What Carro did instead was make an online survey that people from the community could fill out to create their own personalized message, and then she took them and hand wrote them onto the cards.

“I received all different types of messages,” she said. “Some people were military children, some people had no affiliation to the military. One woman, her son is currently in Afghanistan. Just all sorts of different people from different walks of life. I had some general ‘thank you for your service, thank you for your sacrifice for our country’ but then I had some cards that just really kind of went into detail, into depth and were just really personalized.”

Then Carro spent about 100 hours handwriting messages on all the cards.

“For the entire month of December, I wrote the cards. I averaged about 100 cards per day, and the final day I was writing was actually Christmas, and I wrote 400 cards in 24 hours,” Carro said.

Operation Gratitude will distribute the cards to the troops, and that process is in progress.

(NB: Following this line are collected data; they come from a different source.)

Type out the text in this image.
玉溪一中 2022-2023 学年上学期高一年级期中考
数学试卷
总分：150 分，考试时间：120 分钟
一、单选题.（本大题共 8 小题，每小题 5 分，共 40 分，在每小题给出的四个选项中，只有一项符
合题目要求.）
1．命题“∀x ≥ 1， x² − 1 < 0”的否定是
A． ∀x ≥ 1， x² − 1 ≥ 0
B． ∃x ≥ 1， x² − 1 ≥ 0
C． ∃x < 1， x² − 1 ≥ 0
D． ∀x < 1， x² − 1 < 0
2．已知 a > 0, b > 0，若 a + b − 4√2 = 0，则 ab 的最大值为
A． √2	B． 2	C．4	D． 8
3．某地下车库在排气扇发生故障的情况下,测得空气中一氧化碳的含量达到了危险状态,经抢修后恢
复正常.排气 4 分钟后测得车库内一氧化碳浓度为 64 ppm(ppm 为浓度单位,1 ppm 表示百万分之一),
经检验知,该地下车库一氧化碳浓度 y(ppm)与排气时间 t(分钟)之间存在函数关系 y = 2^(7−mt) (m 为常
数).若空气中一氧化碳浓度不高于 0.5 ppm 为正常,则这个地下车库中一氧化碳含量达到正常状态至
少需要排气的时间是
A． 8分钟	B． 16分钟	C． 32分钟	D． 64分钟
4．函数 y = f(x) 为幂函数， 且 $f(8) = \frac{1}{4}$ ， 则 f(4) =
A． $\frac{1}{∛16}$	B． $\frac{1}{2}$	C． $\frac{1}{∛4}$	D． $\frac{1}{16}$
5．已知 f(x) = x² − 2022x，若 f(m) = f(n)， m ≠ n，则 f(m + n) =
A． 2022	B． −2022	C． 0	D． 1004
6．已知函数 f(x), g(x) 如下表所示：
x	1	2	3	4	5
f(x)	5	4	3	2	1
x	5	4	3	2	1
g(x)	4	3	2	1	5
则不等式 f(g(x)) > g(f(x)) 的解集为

Carro, who would like to ultimately become a doctor and possibly create or work in a nonprofit that supports military veterans and their families, is also a finalist for the Military Child of the Year Award. That honor is presented by another nonprofit, Operation Homefront.

Her perspective and advice for military kids?

“You’re living through a very unique experience and you may not know it now but you are gaining the experience and skills and traits that you’ll be able to use in your future life and you should just kind of appreciate that,” Carro said. “I know it’s hard now, but it does get better.”